Objective: This randomized clinical trial aimed to evaluate the efficacy, risk and intensity of tooth sensitivity (TS) and gingival irritation (GI), and esthetic self-perception of in-office dental bleaching using a bleaching gel 1 week after mixing.

Methods and materials: Forty subjects underwent in-office bleaching with 40% hydrogen peroxide (Opalescence Boost PF, Ultradent). In a splitmouth design, each maxillary hemiarch received bleaching gel that was mixed during, or 1 week before, the treatment session. The bleaching procedure was performed in two sessions of 40 minutes with a 7-day interval. Tooth color was assessed before treatment, and 1 week, 2 weeks, and 1 month after the end of bleaching, using a digital spectrophotometer (Vita Easyshade; ΔEab, ΔE00, and ΔWID) and subjective scales (Vita Classical and Vita Bleachedguide; ΔSGU). The risk and intensity of TS and GI were recorded using a Visual Analogue Scale (0-10). Esthetic self-perception was assessed using the Orofacial Esthetic Scale (0-10).

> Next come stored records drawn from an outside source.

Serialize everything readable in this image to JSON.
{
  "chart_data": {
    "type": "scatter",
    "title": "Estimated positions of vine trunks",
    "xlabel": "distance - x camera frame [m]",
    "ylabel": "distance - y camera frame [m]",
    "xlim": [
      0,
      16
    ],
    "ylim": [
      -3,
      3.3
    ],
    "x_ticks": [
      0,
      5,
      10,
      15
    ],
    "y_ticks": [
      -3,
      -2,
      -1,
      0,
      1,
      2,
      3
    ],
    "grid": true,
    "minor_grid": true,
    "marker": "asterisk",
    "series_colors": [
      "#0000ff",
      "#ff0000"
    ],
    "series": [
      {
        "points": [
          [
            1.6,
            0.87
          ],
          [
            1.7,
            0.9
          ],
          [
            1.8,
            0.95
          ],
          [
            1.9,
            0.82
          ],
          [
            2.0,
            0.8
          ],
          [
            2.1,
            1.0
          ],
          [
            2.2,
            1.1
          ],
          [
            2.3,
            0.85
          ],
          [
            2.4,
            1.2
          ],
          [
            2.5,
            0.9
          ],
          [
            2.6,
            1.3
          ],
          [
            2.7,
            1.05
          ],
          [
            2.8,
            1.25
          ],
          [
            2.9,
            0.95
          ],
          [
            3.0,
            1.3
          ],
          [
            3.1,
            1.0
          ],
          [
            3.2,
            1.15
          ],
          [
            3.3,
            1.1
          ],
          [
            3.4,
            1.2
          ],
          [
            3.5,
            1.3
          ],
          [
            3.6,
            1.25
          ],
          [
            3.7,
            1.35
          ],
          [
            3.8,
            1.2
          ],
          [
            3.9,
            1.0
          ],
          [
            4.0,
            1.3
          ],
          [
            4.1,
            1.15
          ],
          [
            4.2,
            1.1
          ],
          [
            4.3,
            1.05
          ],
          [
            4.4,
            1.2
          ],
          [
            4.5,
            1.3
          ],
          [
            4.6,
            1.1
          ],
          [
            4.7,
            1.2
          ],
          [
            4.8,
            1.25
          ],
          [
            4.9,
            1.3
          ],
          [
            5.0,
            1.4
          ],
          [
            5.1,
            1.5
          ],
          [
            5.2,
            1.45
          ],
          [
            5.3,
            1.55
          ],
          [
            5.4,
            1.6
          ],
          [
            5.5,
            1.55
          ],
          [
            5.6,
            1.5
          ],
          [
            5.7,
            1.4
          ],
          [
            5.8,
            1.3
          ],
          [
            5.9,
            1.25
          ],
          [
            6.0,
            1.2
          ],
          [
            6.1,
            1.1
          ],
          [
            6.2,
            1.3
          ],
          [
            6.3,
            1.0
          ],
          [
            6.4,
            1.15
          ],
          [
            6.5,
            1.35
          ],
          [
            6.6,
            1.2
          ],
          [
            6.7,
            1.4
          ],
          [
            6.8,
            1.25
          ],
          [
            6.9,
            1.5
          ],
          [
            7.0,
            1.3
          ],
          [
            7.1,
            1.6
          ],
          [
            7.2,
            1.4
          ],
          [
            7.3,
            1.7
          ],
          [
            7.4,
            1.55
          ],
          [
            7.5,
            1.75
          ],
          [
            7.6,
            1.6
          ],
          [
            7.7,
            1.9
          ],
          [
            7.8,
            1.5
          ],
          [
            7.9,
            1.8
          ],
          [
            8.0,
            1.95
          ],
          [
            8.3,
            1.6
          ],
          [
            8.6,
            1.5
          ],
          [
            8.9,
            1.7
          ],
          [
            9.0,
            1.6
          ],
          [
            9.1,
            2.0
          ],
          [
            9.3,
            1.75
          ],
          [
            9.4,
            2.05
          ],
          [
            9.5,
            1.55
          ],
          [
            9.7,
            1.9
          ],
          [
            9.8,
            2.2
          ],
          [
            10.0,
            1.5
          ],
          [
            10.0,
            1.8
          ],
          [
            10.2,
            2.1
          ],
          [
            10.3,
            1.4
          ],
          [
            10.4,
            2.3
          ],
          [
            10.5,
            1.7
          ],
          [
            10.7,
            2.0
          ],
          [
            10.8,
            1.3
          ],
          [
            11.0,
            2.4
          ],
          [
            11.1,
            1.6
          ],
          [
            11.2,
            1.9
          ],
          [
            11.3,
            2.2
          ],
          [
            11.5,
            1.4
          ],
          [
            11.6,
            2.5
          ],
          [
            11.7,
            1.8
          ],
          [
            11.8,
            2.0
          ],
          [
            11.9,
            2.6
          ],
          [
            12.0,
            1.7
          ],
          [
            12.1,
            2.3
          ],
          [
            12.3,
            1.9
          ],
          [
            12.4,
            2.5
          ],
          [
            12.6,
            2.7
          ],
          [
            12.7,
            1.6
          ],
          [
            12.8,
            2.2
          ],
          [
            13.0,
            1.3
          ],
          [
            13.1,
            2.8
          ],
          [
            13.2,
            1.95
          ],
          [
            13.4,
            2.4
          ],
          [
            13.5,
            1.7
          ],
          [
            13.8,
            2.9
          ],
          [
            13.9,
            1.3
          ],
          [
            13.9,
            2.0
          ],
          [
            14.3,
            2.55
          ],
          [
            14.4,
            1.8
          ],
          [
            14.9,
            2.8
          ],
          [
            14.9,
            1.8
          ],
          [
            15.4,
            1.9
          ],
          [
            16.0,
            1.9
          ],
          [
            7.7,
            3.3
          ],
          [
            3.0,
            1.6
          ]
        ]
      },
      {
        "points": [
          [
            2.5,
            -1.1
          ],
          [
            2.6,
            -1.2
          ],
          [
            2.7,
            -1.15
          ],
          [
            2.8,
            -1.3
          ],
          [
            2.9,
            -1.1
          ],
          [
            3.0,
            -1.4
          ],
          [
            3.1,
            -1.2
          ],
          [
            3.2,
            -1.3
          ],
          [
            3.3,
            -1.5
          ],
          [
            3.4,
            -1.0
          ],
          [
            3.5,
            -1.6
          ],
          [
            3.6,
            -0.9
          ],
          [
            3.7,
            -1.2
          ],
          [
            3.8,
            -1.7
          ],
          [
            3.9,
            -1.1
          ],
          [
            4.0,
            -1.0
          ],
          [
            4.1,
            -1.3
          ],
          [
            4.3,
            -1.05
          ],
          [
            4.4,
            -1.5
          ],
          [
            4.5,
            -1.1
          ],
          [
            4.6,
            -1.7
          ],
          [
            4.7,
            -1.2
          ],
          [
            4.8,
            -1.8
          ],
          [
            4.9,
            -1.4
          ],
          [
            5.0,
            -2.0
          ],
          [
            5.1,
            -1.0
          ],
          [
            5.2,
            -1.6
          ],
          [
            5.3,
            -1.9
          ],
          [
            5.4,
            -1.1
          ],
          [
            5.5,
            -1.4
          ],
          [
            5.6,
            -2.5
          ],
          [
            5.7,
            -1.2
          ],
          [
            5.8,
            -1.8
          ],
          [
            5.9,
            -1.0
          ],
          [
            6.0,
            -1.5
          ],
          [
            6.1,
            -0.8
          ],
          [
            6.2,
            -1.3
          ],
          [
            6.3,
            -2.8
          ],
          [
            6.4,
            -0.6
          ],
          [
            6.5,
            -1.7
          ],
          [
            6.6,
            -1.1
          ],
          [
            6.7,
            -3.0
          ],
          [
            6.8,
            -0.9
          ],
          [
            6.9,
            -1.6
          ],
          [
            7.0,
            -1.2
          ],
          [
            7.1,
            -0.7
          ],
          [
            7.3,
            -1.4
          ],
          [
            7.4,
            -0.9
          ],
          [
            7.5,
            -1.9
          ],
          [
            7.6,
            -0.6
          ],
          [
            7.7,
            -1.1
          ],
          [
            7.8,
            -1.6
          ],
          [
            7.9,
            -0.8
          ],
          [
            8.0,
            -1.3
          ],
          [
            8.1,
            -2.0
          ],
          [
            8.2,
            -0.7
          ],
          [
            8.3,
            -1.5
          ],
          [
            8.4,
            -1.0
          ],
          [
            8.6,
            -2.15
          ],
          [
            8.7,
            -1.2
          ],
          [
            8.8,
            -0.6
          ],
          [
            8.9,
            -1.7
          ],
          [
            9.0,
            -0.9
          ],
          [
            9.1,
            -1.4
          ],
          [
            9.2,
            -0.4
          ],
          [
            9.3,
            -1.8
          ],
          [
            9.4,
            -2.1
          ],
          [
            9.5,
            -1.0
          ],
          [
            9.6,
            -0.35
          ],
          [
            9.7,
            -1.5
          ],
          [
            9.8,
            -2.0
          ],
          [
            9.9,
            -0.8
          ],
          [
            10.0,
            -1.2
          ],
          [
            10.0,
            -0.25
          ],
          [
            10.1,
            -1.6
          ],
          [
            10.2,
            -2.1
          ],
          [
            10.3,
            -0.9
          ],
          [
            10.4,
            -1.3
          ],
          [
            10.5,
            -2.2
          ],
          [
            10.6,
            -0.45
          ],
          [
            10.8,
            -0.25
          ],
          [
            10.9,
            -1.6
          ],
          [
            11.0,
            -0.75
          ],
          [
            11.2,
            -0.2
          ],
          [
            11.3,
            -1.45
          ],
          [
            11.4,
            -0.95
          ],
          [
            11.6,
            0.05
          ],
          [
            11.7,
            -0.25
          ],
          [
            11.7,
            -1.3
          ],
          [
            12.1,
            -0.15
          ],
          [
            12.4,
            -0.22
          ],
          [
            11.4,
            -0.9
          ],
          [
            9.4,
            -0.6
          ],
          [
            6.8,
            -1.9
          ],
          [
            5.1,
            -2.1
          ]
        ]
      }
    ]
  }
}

Results: Satisfactory bleaching was achieved in both groups, with no significant differences for objective (ΔEab, ΔE00, and ΔWID; p>0.72) or subjective (ΔSGU [shade guide units], p>0.84) color assessments. No significant differences were found in the risk and intensity of TS (p=0.79; p=0.67) or GI (p=1.0; p=0.85). Patients' esthetic self-perceptions changed after the procedure (p<0.009), mainly on the tooth color question (p<0.001).

Conclusion: In-office dental bleaching with Opalescence Boost PF 40% remained effective, without differences in risk and intensity of TS and GI, even 1 week after mixing.